Built-in Telegram & Discord services are excellent for storing stolen data, hosting malware & using bots for bad purposes.
Cyber-criminals are tapping the built-in services of popular messaging apps like Telegram & Discord as ‘ready-made’ platforms to help them perform their activity in persistent campaigns that threaten users, researchers have found.
New Research
Threat players are tapping the multi-feature nature of messaging apps—in particular, their content-creation & program-sharing components—as a basis for info-stealing, states new research from Intel 471.
They use the apps “to host, distribute, & execute various functions that ultimately allow them to steal credentials or other information from unsuspecting users,” researchers wrote in a blog post published Tues.
Remote Work
“While messaging apps like Discord & Telegram are not primarily used for business operations, their popularity coupled with the rise in remote work means a cyber-criminal has a bigger attack surface at their disposal than in past years,” researchers wrote.
Intel 471 identified 3 key ways that threat players are using built-in features of popular messaging apps for their own gain: storing stolen data, hosting malware payloads, & using bots that perform their work, they suggested.
Exfiltrated Data
Having a dedicated & secure network to store data stolen from unsuspecting victims of cyber-crime can be costly & time-consuming. So, threat players are using data-storage features of Discord & Telegram as stores for info-stealers that actually depend upon the apps for this aspect of function, researchers have discovered.

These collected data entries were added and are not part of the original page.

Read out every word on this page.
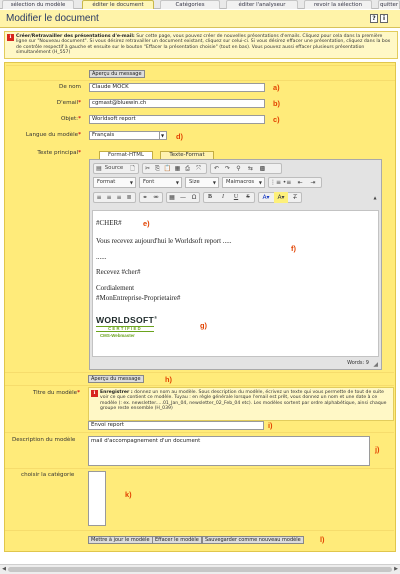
sélection du modèle	éditer le document	Catégories	éditer l'analyseur	revoir la sélection	quitter
Modifier le document	?	i
i Créer/Retravailler des présentations d'e-mail: Sur cette page, vous pouvez créer de nouvelles présentations d'emails. Cliquez pour cela dans la première ligne sur "Nouveau document". Si vous désirez retravailler un document existant, cliquez sur celui-ci. Si vous désirez effacer une présentation, cliquez dans la box de contrôle respectif à gauche et ensuite sur le bouton "Effacer la présentation choisie" (tout en bas). Vous pouvez aussi effacer plusieurs présentation simultanément (H_557)
Aperçu du message
De nom	Claude MOCK	a)
D'email*	cgmast@bluewin.ch	b)
Objet:*	Worldsoft report	c)
Langue du modèle*	Français	▼ d)
Texte principal*	Format-HTML	Texte-Format
▤ Source	🗋	✂ ⎘ 📋 ▦ ⎙	⤧	↶ ↷	⚲	⇆	▩
Format	▼	Font	▼	Size	▼	Maimacros ▼ ⋮≡ •≡	⇤	⇥
≡ ≡ ≡ ≣	⚭ ⚮	▦ — Ω	B	I	U	S	A▾	A▾	T̶	▲
#CHER#
Vous recevez aujourd'hui le Worldsoft report .....
......
Recevez #cher#
Cordialement
#MonEntreprise-Proprietaire#
WORLDSOFT®
CERTIFIED
CMS-Webmaster
e)
f)
g)
Words: 9 ◢
Aperçu du message	h)
Titre du modèle*	i Enregistrer : donnez un nom au modèle. Sous description du modèle, écrivez un texte qui vous permette de tout de suite voir ce que contient ce modèle. Tuyau : en règle générale lorsque l'email est prêt, vous donnez un nom et une date à ce modèle (: ex. newsletter.....01_Jan_04, newsletter_02_Feb_04 etc). Les modèles sortent par ordre alphabétique, ainsi chaque groupe reste ensemble (H_039)
Envoi report	i)
Description du modèle	mail d'accompagnement d'un document
j)
choisir la catégorie
k)
Mettre à jour le modèle	Effacer le modèle	Sauvegarder comme nouveau modèle	l)
◀	▶
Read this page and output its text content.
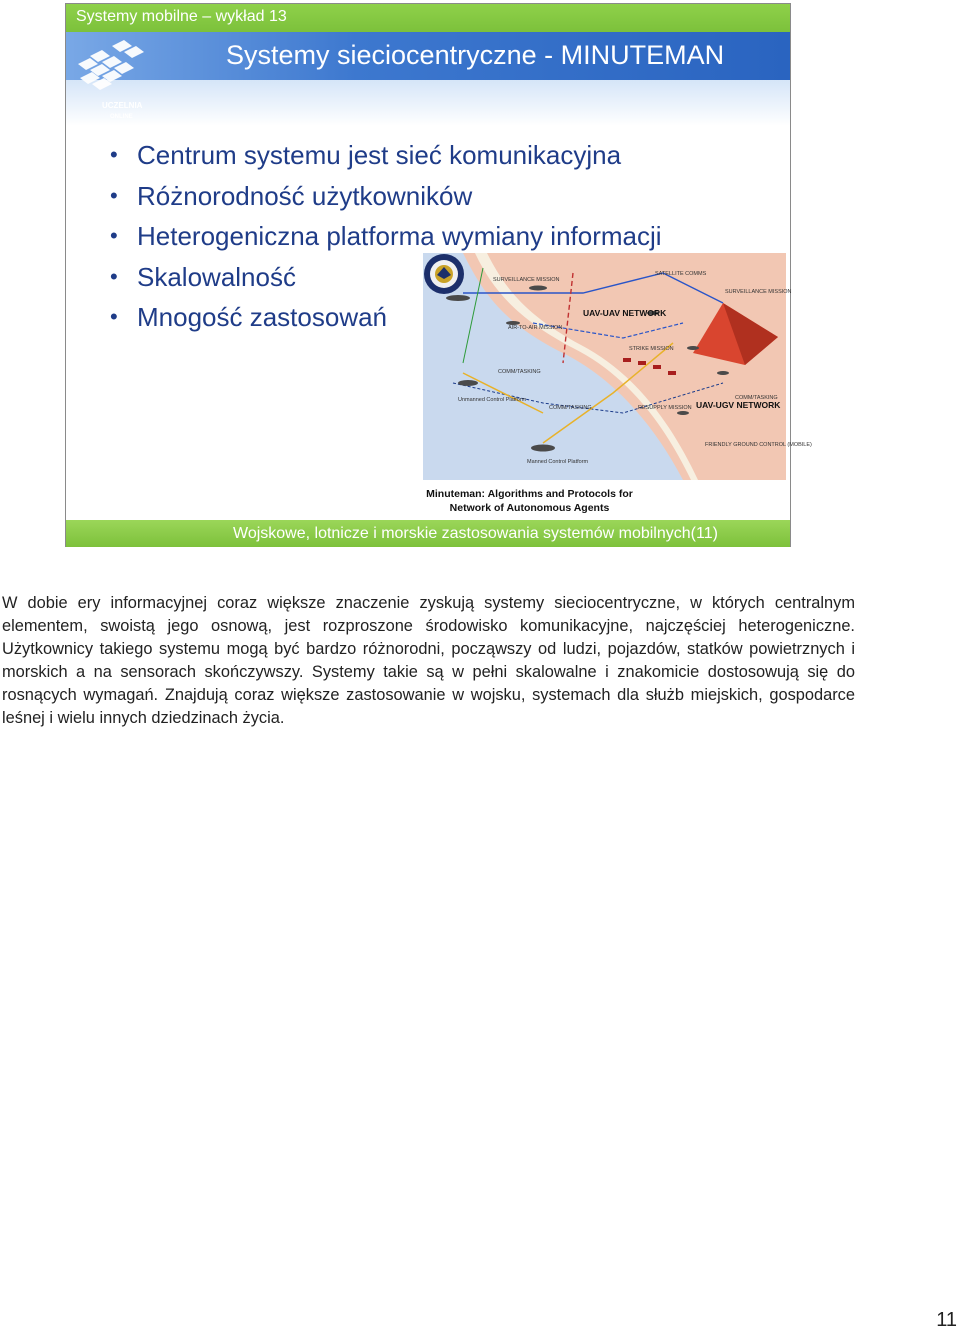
Systemy mobilne – wykład 13
Systemy sieciocentryczne - MINUTEMAN
UCZELNIA
ONLINE
• Centrum systemu jest sieć komunikacyjna
• Różnorodność użytkowników
• Heterogeniczna platforma wymiany informacji
• Skalowalność
• Mnogość zastosowań
SURVEILLANCE MISSION
SATELLITE COMMS
SURVEILLANCE MISSION
UAV-UAV NETWORK
AIR-TO-AIR MISSION
STRIKE MISSION
COMM/TASKING
Unmanned Control Platform
COMM/TASKING	RESUPPLY MISSION
COMM/TASKING
UAV-UGV NETWORK
FRIENDLY GROUND CONTROL (MOBILE)
Manned Control Platform
Minuteman: Algorithms and Protocols for
Network of Autonomous Agents
Wojskowe, lotnicze i morskie zastosowania systemów mobilnych(11)

W dobie ery informacyjnej coraz większe znaczenie zyskują systemy sieciocentryczne, w których centralnym elementem, swoistą jego osnową, jest rozproszone środowisko komunikacyjne, najczęściej heterogeniczne. Użytkownicy takiego systemu mogą być bardzo różnorodni, począwszy od ludzi, pojazdów, statków powietrznych i morskich a na sensorach skończywszy. Systemy takie są w pełni skalowalne i znakomicie dostosowują się do rosnących wymagań. Znajdują coraz większe zastosowanie w wojsku, systemach dla służb miejskich, gospodarce leśnej i wielu innych dziedzinach życia.

11
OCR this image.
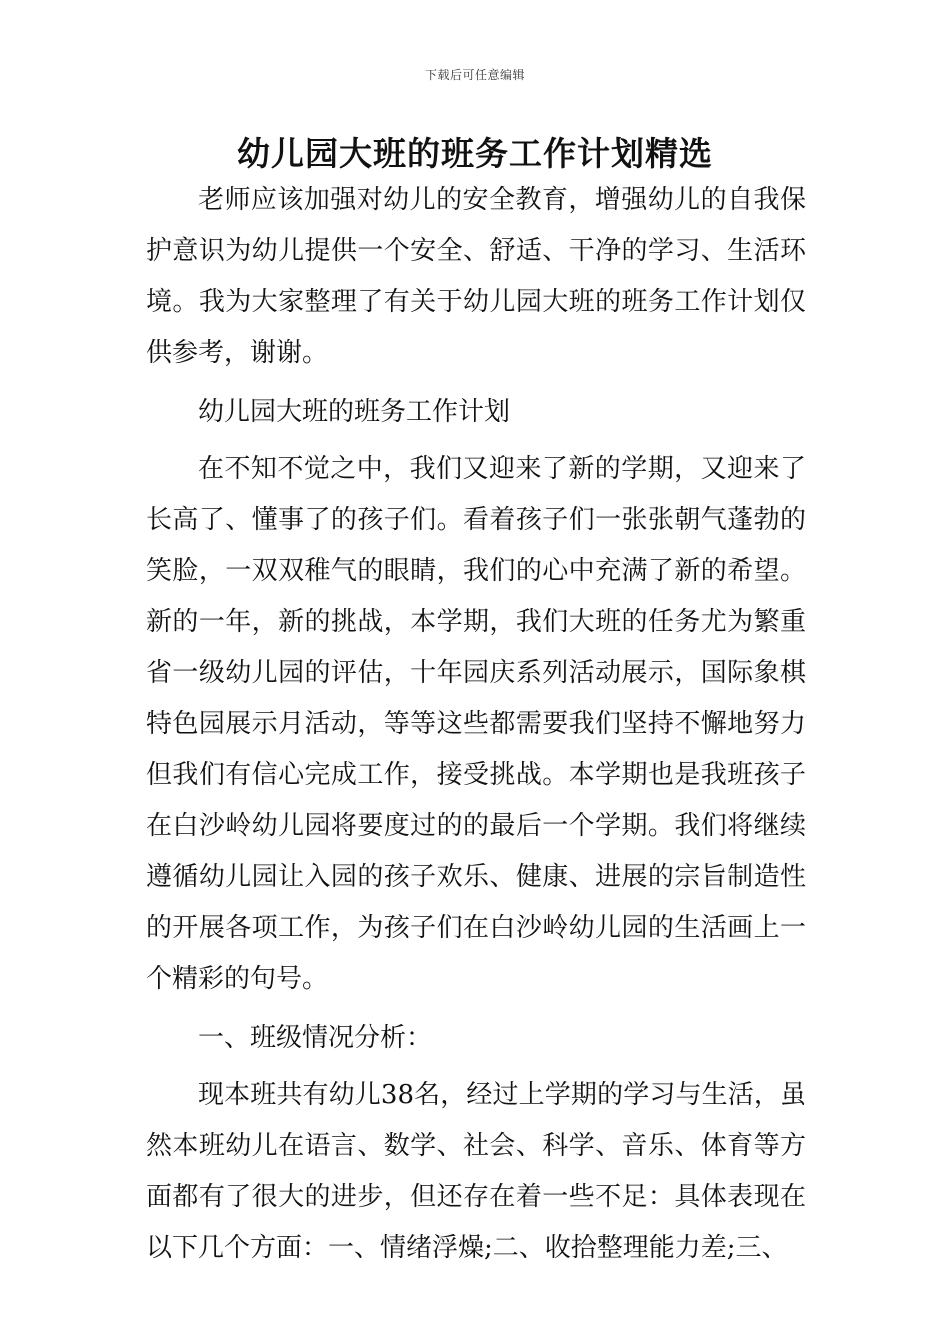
下载后可任意编辑
幼儿园大班的班务工作计划精选

老师应该加强对幼儿的安全教育，增强幼儿的自我保护意识为幼儿提供一个安全、舒适、干净的学习、生活环境。我为大家整理了有关于幼儿园大班的班务工作计划仅供参考，谢谢。

幼儿园大班的班务工作计划

在不知不觉之中，我们又迎来了新的学期，又迎来了长高了、懂事了的孩子们。看着孩子们一张张朝气蓬勃的笑脸，一双双稚气的眼睛，我们的心中充满了新的希望。新的一年，新的挑战，本学期，我们大班的任务尤为繁重省一级幼儿园的评估，十年园庆系列活动展示，国际象棋特色园展示月活动，等等这些都需要我们坚持不懈地努力但我们有信心完成工作，接受挑战。本学期也是我班孩子在白沙岭幼儿园将要度过的的最后一个学期。我们将继续遵循幼儿园让入园的孩子欢乐、健康、进展的宗旨制造性的开展各项工作，为孩子们在白沙岭幼儿园的生活画上一个精彩的句号。

一、班级情况分析：

现本班共有幼儿38名，经过上学期的学习与生活，虽然本班幼儿在语言、数学、社会、科学、音乐、体育等方面都有了很大的进步，但还存在着一些不足：具体表现在以下几个方面：一、情绪浮燥;二、收拾整理能力差;三、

Also, new malware dubbed Ducktail that steals data from Facebook Business users was recently seen storing exfiltrated data in a Telegram channel, & it is not the only one.
X-Files
Researchers from Intel 471 saw a bot known as ‘X-Files’ that uses bot commands inside Telegram to steal & store data, they stated. When the malware infects a system, threat players can swipe passwords, session cookies, login credentials & credit-card details from popular browsers– including Google Chrome, Chromium, Opera, Slimjet & Vivaldi & then put that stolen info “into a Telegram channel of their choosing,” researchers explained.
Another stealer known as Prynt Stealer works similarly, but does not have the built-in Telegram commands, they added.
Platform of Choice
Other stealers use Discord as their messaging platform of choice for storing stolen data.

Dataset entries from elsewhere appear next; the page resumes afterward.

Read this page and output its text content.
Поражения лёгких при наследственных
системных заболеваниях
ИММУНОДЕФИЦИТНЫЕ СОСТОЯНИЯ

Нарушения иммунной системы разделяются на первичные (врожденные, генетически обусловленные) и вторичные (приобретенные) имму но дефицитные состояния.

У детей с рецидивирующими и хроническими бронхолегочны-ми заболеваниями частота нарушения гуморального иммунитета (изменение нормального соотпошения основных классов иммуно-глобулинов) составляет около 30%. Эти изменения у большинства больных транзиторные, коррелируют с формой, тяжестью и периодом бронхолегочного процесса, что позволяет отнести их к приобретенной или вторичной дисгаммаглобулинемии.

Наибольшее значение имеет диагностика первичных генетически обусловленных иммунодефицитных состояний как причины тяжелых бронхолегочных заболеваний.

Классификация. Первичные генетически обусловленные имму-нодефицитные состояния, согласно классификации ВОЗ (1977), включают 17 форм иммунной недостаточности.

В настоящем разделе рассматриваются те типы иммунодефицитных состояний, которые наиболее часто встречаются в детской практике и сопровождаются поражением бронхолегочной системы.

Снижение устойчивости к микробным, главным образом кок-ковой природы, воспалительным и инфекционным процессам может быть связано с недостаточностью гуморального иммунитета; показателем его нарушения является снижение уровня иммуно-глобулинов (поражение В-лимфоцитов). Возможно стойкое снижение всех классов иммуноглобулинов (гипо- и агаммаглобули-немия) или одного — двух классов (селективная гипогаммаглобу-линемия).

One stealer observed by Intel 471, known as Blitzed Grabber, uses Discord’s webhooks feature to deposit data lifted by the malware, including autofill data, bookmarks, browser cookies, VPN client credentials, payment card information, cryptocurrency wallets & passwords, researchers outlined.
‘Webhooks’ are similar to APIs in that they simplify the transmission of automated messages & data updates from a victim’s machine to a particular messaging channel.
Data Storage
Blitzed Grabber & 2 other stealers observed using messaging apps for data storage–—Mercurial Grabber & 44Caliber–also target credentials for the Minecraft & Roblox gaming platforms, researchers added.

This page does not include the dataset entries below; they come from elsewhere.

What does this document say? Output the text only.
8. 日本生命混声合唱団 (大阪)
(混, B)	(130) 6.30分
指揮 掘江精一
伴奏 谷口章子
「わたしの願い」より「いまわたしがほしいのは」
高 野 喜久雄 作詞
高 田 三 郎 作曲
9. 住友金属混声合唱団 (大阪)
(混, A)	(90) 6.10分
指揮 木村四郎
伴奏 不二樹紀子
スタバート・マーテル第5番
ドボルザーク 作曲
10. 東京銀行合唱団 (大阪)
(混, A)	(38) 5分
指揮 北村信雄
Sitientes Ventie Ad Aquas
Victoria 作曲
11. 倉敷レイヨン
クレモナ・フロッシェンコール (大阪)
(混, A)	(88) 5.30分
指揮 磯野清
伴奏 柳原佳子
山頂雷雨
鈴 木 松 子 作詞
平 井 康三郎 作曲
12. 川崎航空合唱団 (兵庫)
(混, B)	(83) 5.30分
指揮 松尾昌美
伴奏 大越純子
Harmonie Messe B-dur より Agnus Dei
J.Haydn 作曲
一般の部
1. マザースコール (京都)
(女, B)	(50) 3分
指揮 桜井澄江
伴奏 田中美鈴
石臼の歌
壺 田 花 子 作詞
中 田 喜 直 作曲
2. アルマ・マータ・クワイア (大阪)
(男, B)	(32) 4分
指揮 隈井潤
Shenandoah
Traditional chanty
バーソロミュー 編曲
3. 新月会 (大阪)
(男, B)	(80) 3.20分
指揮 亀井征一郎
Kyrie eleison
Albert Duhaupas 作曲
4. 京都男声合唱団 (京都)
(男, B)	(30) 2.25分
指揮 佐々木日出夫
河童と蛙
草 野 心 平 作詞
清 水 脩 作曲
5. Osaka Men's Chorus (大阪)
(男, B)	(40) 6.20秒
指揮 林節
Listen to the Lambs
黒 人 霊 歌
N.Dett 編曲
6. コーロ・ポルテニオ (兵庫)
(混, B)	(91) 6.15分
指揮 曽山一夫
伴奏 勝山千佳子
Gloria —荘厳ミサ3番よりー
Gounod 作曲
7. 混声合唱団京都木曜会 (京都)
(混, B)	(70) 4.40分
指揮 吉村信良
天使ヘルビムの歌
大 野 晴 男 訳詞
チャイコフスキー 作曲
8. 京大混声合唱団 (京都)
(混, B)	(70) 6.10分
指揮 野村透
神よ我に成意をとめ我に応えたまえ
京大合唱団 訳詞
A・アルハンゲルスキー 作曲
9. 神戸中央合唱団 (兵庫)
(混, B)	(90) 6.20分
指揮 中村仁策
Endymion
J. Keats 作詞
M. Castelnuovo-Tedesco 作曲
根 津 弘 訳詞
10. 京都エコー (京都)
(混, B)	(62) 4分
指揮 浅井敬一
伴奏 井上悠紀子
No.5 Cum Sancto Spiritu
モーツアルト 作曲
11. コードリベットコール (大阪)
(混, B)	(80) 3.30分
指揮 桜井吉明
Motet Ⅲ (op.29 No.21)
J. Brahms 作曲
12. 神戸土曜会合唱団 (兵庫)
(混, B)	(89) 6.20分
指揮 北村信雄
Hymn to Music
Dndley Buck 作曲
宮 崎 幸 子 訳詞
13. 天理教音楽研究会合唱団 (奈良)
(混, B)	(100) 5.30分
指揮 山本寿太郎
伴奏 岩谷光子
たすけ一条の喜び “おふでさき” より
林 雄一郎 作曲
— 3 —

“Once the malware spits that stolen information back into Discord, actors can then use it to continue their own schemes or move to sell the stolen credentials on the cyber-crime underground,” researchers noted.
Payload Hosting
Threat players also are using the cloud infrastructure of messaging apps to host more than legitimate services—they also hide malware inside, according to Intel 471.
Discord’s content delivery network (CDN) has been an especially useful source for malware hosting since 2019 because cyber-crime operators face no restrictions when uploading their malicious payloads there for file hosting, researchers noted.
“The links are open to any users without authentication, giving threat actors a highly reputable web domain to host malicious payloads,” researchers wrote.
Malware families observed using Discord CDN to host malicious payloads include: PrivateLoader, Colibri, Warzone RAT, Smokeloader, Agent Tesla stealer & njRAT etc.
Bots for Fraud
Cyber-criminals also are ‘empowering’ Telegram bots to do more than offer legitimate features to users, researchers found.
Intel 471 has observed what it calls an “uptick” in services being sold on the cyber-crime underground that provide access to bots that can intercept one-time password (OTP) tokens, which threat actors can weaponize to defraud users.
One bot known as Astro OTP gives threat players access to both OTPs & short message service (SMS) verification codes, researchers observed. Cyber-criminals can control the bots directly through the Telegram interface by executing simple commands, they revealed.
The current rate for Astro OTP on hacker forums is US$25 for a 1-day subscription or US $300 for a life-time subscription, researchers concluded.